Kabarelerin vazgeçilmez şarkıcısı
Bir şarkıyı öğrenirken hareketlerini de çalışır, hatta doğal olarak sözlerden doğmalarını bekler. Ancak hareket konusunda çok ölçülüdür, hayatının tam tersine. “Anlıyor musun hareketler gözü ve kulağı oyalar, insan çok dikkatli baktı mı daha kötü dinler beni görmelerini değil de işitmelerini istiyorum.” Nota bilmez. Sözleri besteye uydurmak gerektiğinden de haberi yoktur. Bilmediği içinde bir rahatsızlık duymaz. Şarkıyı iki, üç kere çaldırır ve öğrenir. Müthiş müzik belleği işte burada devreye girer. Ona eşlik eden piyanist aklına estiği gibi çalar, Edith de ona aldırmadan söyler. Bu iş hiç aksamadan yürür gider…

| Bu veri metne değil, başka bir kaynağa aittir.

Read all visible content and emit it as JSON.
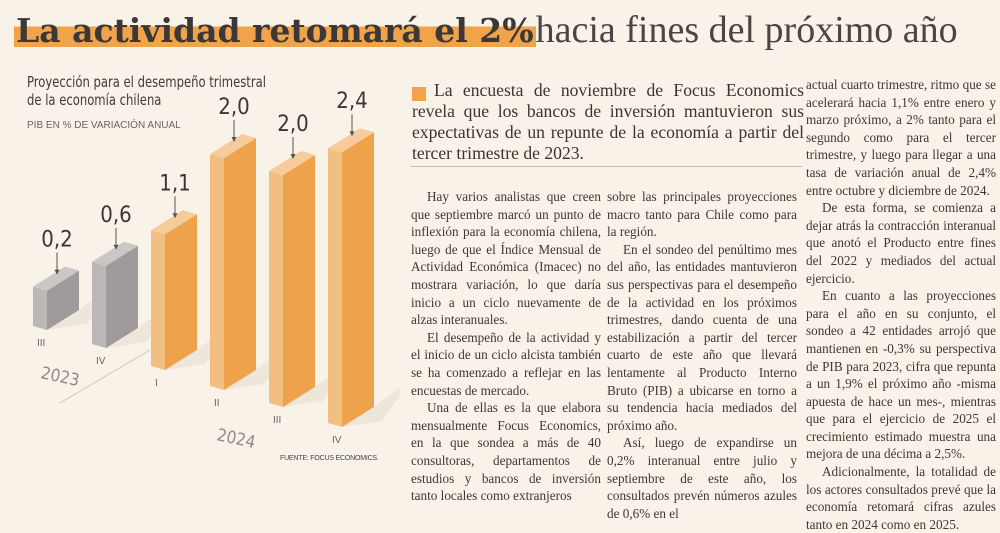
{
  "headline": {
    "bold": "La actividad retomará el 2%",
    "light": "hacia fines del próximo año",
    "accent": "#f0a34a"
  },
  "chart": {
    "title_line1": "Proyección para el desempeño trimestral",
    "title_line2": "de la economía chilena",
    "subtitle": "PIB EN % DE VARIACIÓN ANUAL",
    "source": "FUENTE: FOCUS ECONOMICS."
  },
  "chart_data": {
    "type": "bar",
    "title": "Proyección para el desempeño trimestral de la economía chilena",
    "ylabel": "PIB EN % DE VARIACIÓN ANUAL",
    "categories": [
      "III",
      "IV",
      "I",
      "II",
      "III",
      "IV"
    ],
    "years": [
      {
        "label": "2023",
        "quarters": [
          "III",
          "IV"
        ]
      },
      {
        "label": "2024",
        "quarters": [
          "I",
          "II",
          "III",
          "IV"
        ]
      }
    ],
    "values": [
      0.2,
      0.6,
      1.1,
      2.0,
      2.0,
      2.4
    ],
    "value_labels": [
      "0,2",
      "0,6",
      "1,1",
      "2,0",
      "2,0",
      "2,4"
    ],
    "colors": {
      "2023": "#9e9b9a",
      "2024": "#eea24b"
    },
    "grid": false
  },
  "lead": "La encuesta de noviembre de Focus Economics revela que los bancos de inversión mantuvieron sus expectativas de un repunte de la economía a partir del tercer trimestre de 2023.",
  "body": {
    "col1": [
      "Hay varios analistas que creen que septiembre marcó un punto de inflexión para la economía chilena, luego de que el Índice Mensual de Actividad Económica (Imacec) no mostrara variación, lo que daría inicio a un ciclo nuevamente de alzas interanuales.",
      "El desempeño de la actividad y el inicio de un ciclo alcista también se ha comenzado a reflejar en las encuestas de mercado.",
      "Una de ellas es la que elabora mensualmente Focus Economics, en la que sondea a más de 40 consultoras, departamentos de estudios y bancos de inversión tanto locales como extranjeros"
    ],
    "col2": [
      "sobre las principales proyecciones macro tanto para Chile como para la región.",
      "En el sondeo del penúltimo mes del año, las entidades mantuvieron sus perspectivas para el desempeño de la actividad en los próximos trimestres, dando cuenta de una estabilización a partir del tercer cuarto de este año que llevará lentamente al Producto Interno Bruto (PIB) a ubicarse en torno a su tendencia hacia mediados del próximo año.",
      "Así, luego de expandirse un 0,2% interanual entre julio y septiembre de este año, los consultados prevén números azules de 0,6% en el"
    ],
    "col3": [
      "actual cuarto trimestre, ritmo que se acelerará hacia 1,1% entre enero y marzo próximo, a 2% tanto para el segundo como para el tercer trimestre, y luego para llegar a una tasa de variación anual de 2,4% entre octubre y diciembre de 2024.",
      "De esta forma, se comienza a dejar atrás la contracción interanual que anotó el Producto entre fines del 2022 y mediados del actual ejercicio.",
      "En cuanto a las proyecciones para el año en su conjunto, el sondeo a 42 entidades arrojó que mantienen en -0,3% su perspectiva de PIB para 2023, cifra que repunta a un 1,9% el próximo año -misma apuesta de hace un mes-, mientras que para el ejercicio de 2025 el crecimiento estimado muestra una mejora de una décima a 2,5%.",
      "Adicionalmente, la totalidad de los actores consultados prevé que la economía retomará cifras azules tanto en 2024 como en 2025."
    ]
  }
}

Çalıştığı kabarenin sahibi Leplée, Edith Giovanna’nın ismini değiştirir; “Sanırım buldum adınızı: Piaf.” Afişler yazar: “Gerny’s’de sokaktan sahneye çıkan kaldırım serçesi, küçük Piaf.” Edith ilk önce bu ada alışamaz, sonra düşünür ve duygularını paylaşır; “biliyor musun Momone; Küçük Piaf pek de kötü gelmiyor kulağa. Sanırım, Piaf adının kişiliği var. Küçük bir serçe tatlı şey. Ötüp durur. Şendir, ilkbahardır, biziz işte, ne yani! Aptal değil bu adam…”

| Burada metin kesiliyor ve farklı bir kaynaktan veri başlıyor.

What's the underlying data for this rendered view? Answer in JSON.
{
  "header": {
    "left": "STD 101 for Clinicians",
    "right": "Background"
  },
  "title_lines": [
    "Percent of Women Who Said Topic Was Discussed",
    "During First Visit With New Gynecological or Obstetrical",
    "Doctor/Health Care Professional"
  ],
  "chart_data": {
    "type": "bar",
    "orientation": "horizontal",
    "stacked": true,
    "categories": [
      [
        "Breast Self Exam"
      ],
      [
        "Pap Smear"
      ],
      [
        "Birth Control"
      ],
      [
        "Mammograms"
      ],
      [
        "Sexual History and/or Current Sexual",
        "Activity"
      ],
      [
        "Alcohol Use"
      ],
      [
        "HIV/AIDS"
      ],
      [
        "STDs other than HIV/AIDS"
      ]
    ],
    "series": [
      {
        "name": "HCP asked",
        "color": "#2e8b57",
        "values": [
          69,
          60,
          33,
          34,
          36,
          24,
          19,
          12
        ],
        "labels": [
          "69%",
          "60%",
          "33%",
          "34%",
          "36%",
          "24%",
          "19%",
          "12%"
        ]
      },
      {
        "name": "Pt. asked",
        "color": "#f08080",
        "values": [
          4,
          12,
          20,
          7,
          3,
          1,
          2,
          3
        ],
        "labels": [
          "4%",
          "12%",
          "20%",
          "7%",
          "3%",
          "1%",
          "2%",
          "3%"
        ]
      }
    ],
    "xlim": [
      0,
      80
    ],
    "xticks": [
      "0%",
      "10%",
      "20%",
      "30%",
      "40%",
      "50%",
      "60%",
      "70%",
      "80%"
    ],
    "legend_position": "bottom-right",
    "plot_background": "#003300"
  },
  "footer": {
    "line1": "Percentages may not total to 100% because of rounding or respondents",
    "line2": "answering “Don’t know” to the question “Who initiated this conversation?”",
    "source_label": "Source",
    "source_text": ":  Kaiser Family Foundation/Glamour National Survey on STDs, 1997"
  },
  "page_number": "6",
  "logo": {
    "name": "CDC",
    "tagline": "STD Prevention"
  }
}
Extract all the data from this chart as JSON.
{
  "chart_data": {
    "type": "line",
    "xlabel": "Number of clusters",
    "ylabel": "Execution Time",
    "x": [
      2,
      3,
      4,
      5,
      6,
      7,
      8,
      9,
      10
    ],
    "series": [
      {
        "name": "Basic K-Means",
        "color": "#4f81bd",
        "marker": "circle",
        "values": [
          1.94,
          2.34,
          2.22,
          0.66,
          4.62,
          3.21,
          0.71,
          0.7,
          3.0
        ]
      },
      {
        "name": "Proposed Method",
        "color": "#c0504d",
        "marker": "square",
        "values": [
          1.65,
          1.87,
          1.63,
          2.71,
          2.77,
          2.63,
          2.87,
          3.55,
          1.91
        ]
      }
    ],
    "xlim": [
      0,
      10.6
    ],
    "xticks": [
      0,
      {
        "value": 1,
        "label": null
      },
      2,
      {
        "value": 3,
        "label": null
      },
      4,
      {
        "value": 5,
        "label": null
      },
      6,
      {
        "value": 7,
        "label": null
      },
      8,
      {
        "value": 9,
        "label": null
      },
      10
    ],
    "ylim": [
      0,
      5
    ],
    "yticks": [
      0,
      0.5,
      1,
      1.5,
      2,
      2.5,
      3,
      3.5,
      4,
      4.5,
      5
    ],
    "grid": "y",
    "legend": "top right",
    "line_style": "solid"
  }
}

Hayatındaki kaoslar, skandal evlilikler, hastalık ve bağımlılıklar, İkinci Dünya Savaşı ve diğer talihsizlikler, Edith Piaf için hayli karışık bir yaşam serüveni ve hayat tecrübesi olarak geri döner. Uyuştucu kullanır, sinir krizleri geçirir, âşık olur; hüsran yaşar. Tüm şarkılarında acıyı sonuna dek hissettirmiştir. Zaten onu oluşturan şey, bunca acıyı çekmek olur. Savaşta onun şarkıları eşliğinde şehirlere girilir. Piaf’ın “Tarih buysa ben onu yaşamak yerine okumayı yeğlerim” sözlerinde de ruhundaki sanatçı duyarlılığı yatar.

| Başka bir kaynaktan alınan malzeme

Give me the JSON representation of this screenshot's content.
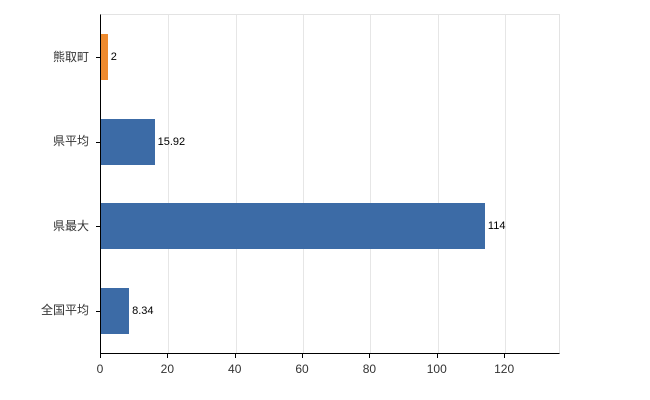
{
  "chart_data": {
    "type": "bar",
    "orientation": "horizontal",
    "title": "",
    "categories": [
      "熊取町",
      "県平均",
      "県最大",
      "全国平均"
    ],
    "values": [
      2,
      15.92,
      114,
      8.34
    ],
    "value_labels": [
      "2",
      "15.92",
      "114",
      "8.34"
    ],
    "bar_colors": [
      "#ee8a2d",
      "#3c6ba6",
      "#3c6ba6",
      "#3c6ba6"
    ],
    "xlim": [
      0,
      136
    ],
    "x_ticks": [
      0,
      20,
      40,
      60,
      80,
      100,
      120
    ],
    "grid": true,
    "legend": false,
    "axis_color": "#000000",
    "gridline_color": "#e6e6e6"
  }
}
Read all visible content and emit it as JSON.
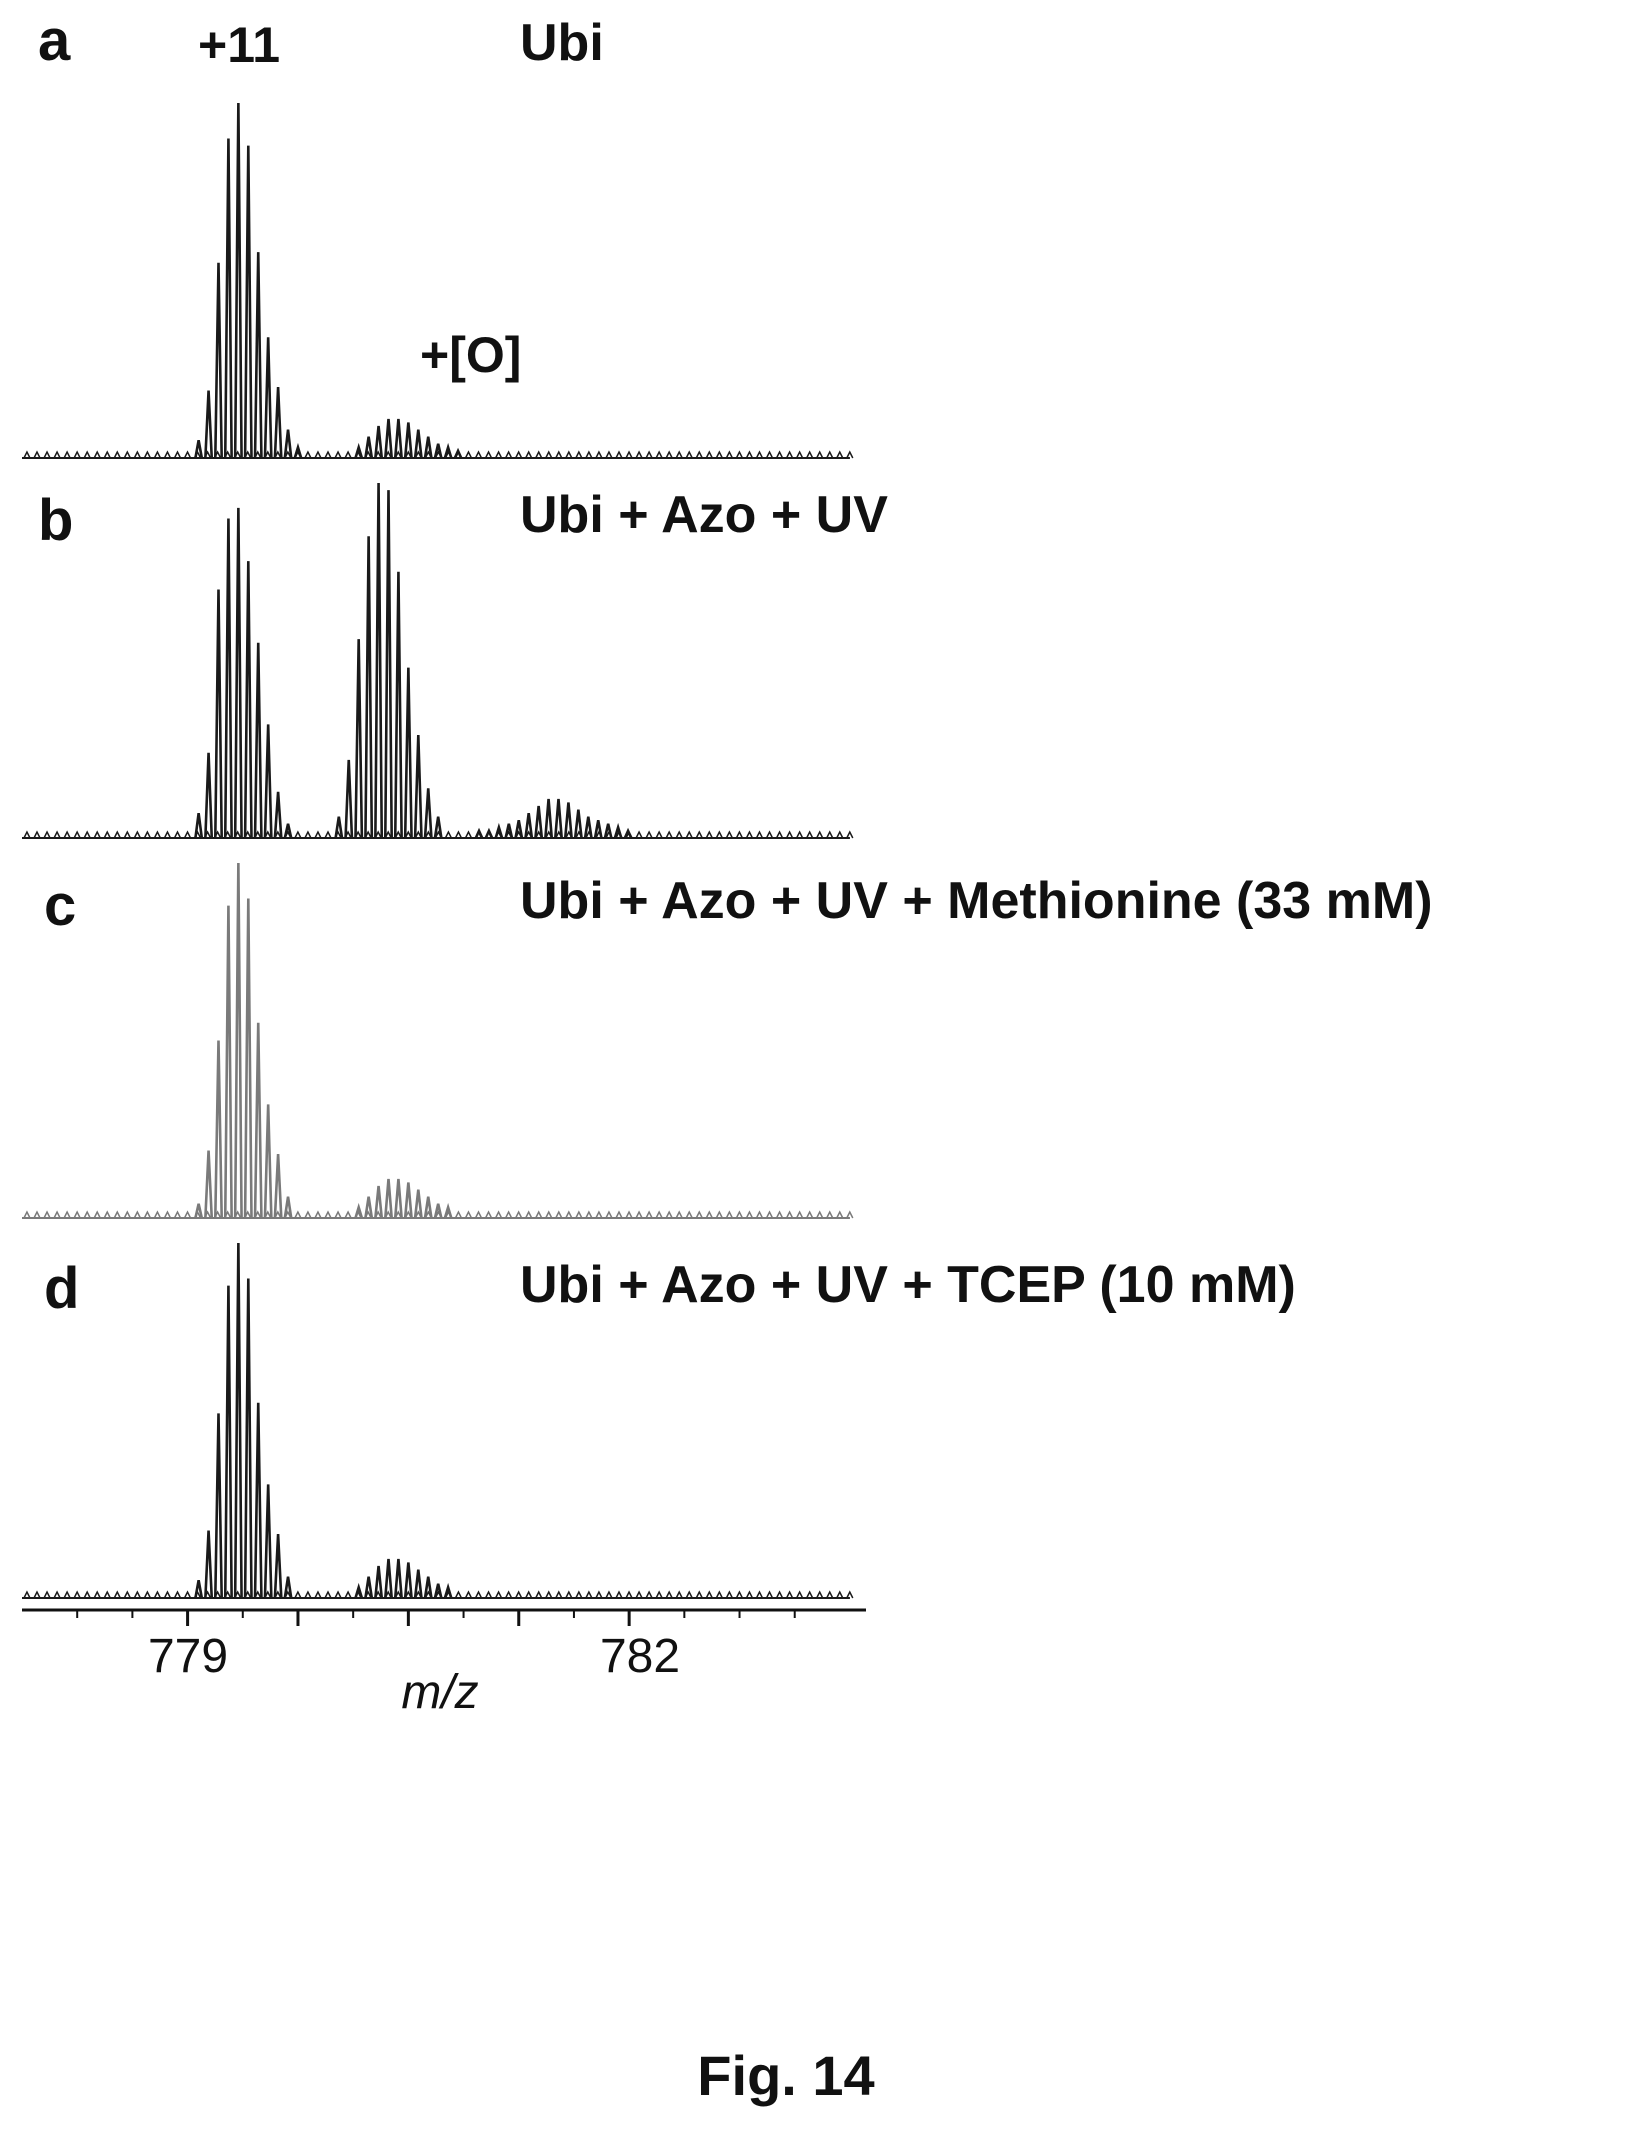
{
  "figure": {
    "caption": "Fig. 14"
  },
  "chart_data": {
    "type": "line",
    "xlabel": "m/z",
    "ylabel": "",
    "xlim": [
      777.5,
      785.2
    ],
    "x_ticks": [
      779,
      780,
      781,
      782,
      783
    ],
    "x_tick_labels": [
      {
        "value": 779,
        "label": "779"
      },
      {
        "value": 782,
        "label": "782"
      }
    ],
    "charge_state_label": "+11",
    "oxidation_label": "+[O]",
    "isotope_spacing": 0.0909,
    "panels": [
      {
        "letter": "a",
        "condition": "Ubi",
        "color": "#1a1a1a",
        "series": [
          {
            "name": "",
            "peaks": [
              [
                779.1,
                0.05
              ],
              [
                779.19,
                0.19
              ],
              [
                779.28,
                0.55
              ],
              [
                779.37,
                0.9
              ],
              [
                779.46,
                1.0
              ],
              [
                779.55,
                0.88
              ],
              [
                779.64,
                0.58
              ],
              [
                779.73,
                0.34
              ],
              [
                779.82,
                0.2
              ],
              [
                779.91,
                0.08
              ],
              [
                780.0,
                0.03
              ]
            ]
          },
          {
            "name": "",
            "peaks": [
              [
                780.55,
                0.03
              ],
              [
                780.64,
                0.06
              ],
              [
                780.73,
                0.09
              ],
              [
                780.82,
                0.11
              ],
              [
                780.91,
                0.11
              ],
              [
                781.0,
                0.1
              ],
              [
                781.09,
                0.08
              ],
              [
                781.18,
                0.06
              ],
              [
                781.27,
                0.04
              ],
              [
                781.36,
                0.03
              ],
              [
                781.45,
                0.02
              ]
            ]
          }
        ],
        "baseline_range": [
          777.5,
          785.0
        ]
      },
      {
        "letter": "b",
        "condition": "Ubi + Azo + UV",
        "color": "#1a1a1a",
        "series": [
          {
            "name": "",
            "peaks": [
              [
                779.1,
                0.07
              ],
              [
                779.19,
                0.24
              ],
              [
                779.28,
                0.7
              ],
              [
                779.37,
                0.9
              ],
              [
                779.46,
                0.93
              ],
              [
                779.55,
                0.78
              ],
              [
                779.64,
                0.55
              ],
              [
                779.73,
                0.32
              ],
              [
                779.82,
                0.13
              ],
              [
                779.91,
                0.04
              ]
            ]
          },
          {
            "name": "",
            "peaks": [
              [
                780.37,
                0.06
              ],
              [
                780.46,
                0.22
              ],
              [
                780.55,
                0.56
              ],
              [
                780.64,
                0.85
              ],
              [
                780.73,
                1.0
              ],
              [
                780.82,
                0.98
              ],
              [
                780.91,
                0.75
              ],
              [
                781.0,
                0.48
              ],
              [
                781.09,
                0.29
              ],
              [
                781.18,
                0.14
              ],
              [
                781.27,
                0.06
              ]
            ]
          },
          {
            "name": "",
            "peaks": [
              [
                781.64,
                0.02
              ],
              [
                781.73,
                0.02
              ],
              [
                781.82,
                0.03
              ],
              [
                781.91,
                0.04
              ],
              [
                782.0,
                0.05
              ],
              [
                782.09,
                0.07
              ],
              [
                782.18,
                0.09
              ],
              [
                782.27,
                0.11
              ],
              [
                782.36,
                0.11
              ],
              [
                782.45,
                0.1
              ],
              [
                782.54,
                0.08
              ],
              [
                782.63,
                0.06
              ],
              [
                782.72,
                0.05
              ],
              [
                782.81,
                0.04
              ],
              [
                782.9,
                0.03
              ],
              [
                782.99,
                0.02
              ]
            ]
          }
        ],
        "baseline_range": [
          777.5,
          785.0
        ]
      },
      {
        "letter": "c",
        "condition": "Ubi + Azo + UV + Methionine (33 mM)",
        "color": "#7a7a7a",
        "series": [
          {
            "name": "",
            "peaks": [
              [
                779.1,
                0.04
              ],
              [
                779.19,
                0.19
              ],
              [
                779.28,
                0.5
              ],
              [
                779.37,
                0.88
              ],
              [
                779.46,
                1.0
              ],
              [
                779.55,
                0.9
              ],
              [
                779.64,
                0.55
              ],
              [
                779.73,
                0.32
              ],
              [
                779.82,
                0.18
              ],
              [
                779.91,
                0.06
              ]
            ]
          },
          {
            "name": "",
            "peaks": [
              [
                780.55,
                0.03
              ],
              [
                780.64,
                0.06
              ],
              [
                780.73,
                0.09
              ],
              [
                780.82,
                0.11
              ],
              [
                780.91,
                0.11
              ],
              [
                781.0,
                0.1
              ],
              [
                781.09,
                0.08
              ],
              [
                781.18,
                0.06
              ],
              [
                781.27,
                0.04
              ],
              [
                781.36,
                0.03
              ]
            ]
          }
        ],
        "baseline_range": [
          777.5,
          785.0
        ]
      },
      {
        "letter": "d",
        "condition": "Ubi + Azo + UV + TCEP (10 mM)",
        "color": "#1a1a1a",
        "series": [
          {
            "name": "",
            "peaks": [
              [
                779.1,
                0.05
              ],
              [
                779.19,
                0.19
              ],
              [
                779.28,
                0.52
              ],
              [
                779.37,
                0.88
              ],
              [
                779.46,
                1.0
              ],
              [
                779.55,
                0.9
              ],
              [
                779.64,
                0.55
              ],
              [
                779.73,
                0.32
              ],
              [
                779.82,
                0.18
              ],
              [
                779.91,
                0.06
              ]
            ]
          },
          {
            "name": "",
            "peaks": [
              [
                780.55,
                0.03
              ],
              [
                780.64,
                0.06
              ],
              [
                780.73,
                0.09
              ],
              [
                780.82,
                0.11
              ],
              [
                780.91,
                0.11
              ],
              [
                781.0,
                0.1
              ],
              [
                781.09,
                0.08
              ],
              [
                781.18,
                0.06
              ],
              [
                781.27,
                0.04
              ],
              [
                781.36,
                0.03
              ]
            ]
          }
        ],
        "baseline_range": [
          777.5,
          785.0
        ]
      }
    ]
  }
}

Edith’in hayatı mesleğinin dışında düzenli değildir. Yaşadığı sürece aşkı bekler. Dostlukları, ihtirasları, geçici ilişkileri ve özellikle de aşkları birbirine karışmıştır. Birini bırakmadan bir başkasına geçer. Aşkta birtakım ilkeleri vardır, özellikle de ayrılma konusunda. Hiçbir erkek de değiştiremez bu tarafını. Önce aldatır, sonra ne yapacağını düşünür. Bazen bunu onlara söyler, bazen de yüzlerine bakıp gülmekle yetinir. “Erkeksiz bir ev olacak şey değil Momone. Güneşsiz bir günden de beter. Güneşten vazgeçebilirsin, ışığı var. Ama bir köşesinde erkek mintanı sürünmeyen, bir çift erkek çorabına, boyunbağına rastlanmayan iskemlesinde bırakılmış ıpılık bir erkek ceketi bulunmayan ev, dul karı evidir, orada efkâr basar insana…”
Tüm şarkılarında acıyı sonuna dek hissettirmiştir. Zaten onu oluşturan şey, muhtemelen bunca acıyı çekmesiydi. 14 Ekim 1963 günü Paris Edith Piaf ‘ın ardından ağlar. O, Fransa’nın en çok sevilen sanatçısı, her şeyden öte Fransa’nın bir ikonu olur. Vasiyeti üzerine Paris’e getirilir. Minik Serçe’nin cenazesine tam kırk bin kişi katılır.
Orijinali 1969 yılında basılan Kaldırım Serçesi, Türkiye’de ilk baskısını 1975 yılında E Yayınları’ndan yapar. Sadece müzisyenler için değil, hayatta bir hedefe ulaşmak, başarılı olmak isteyen herkese hitap eden bir tarafı var bu kitabın. Sanatçının müziğe, hayata bakışını da çok iyi ve akıcı bir üslupla anlatıyor. Hayatta herhangi bir şey için bile olsa hedefe kolay ulaşılmadığını, cesaret, hırs ve kararlılığın öyküsünü görmek, bir efsanenin hayatının detaylarını öğrenmek için… Daha önce okuduysanız bir kez de hafızanızı tazelemek için okuyun, çünkü bu dünyaya Edith Piaf bir kere gelir.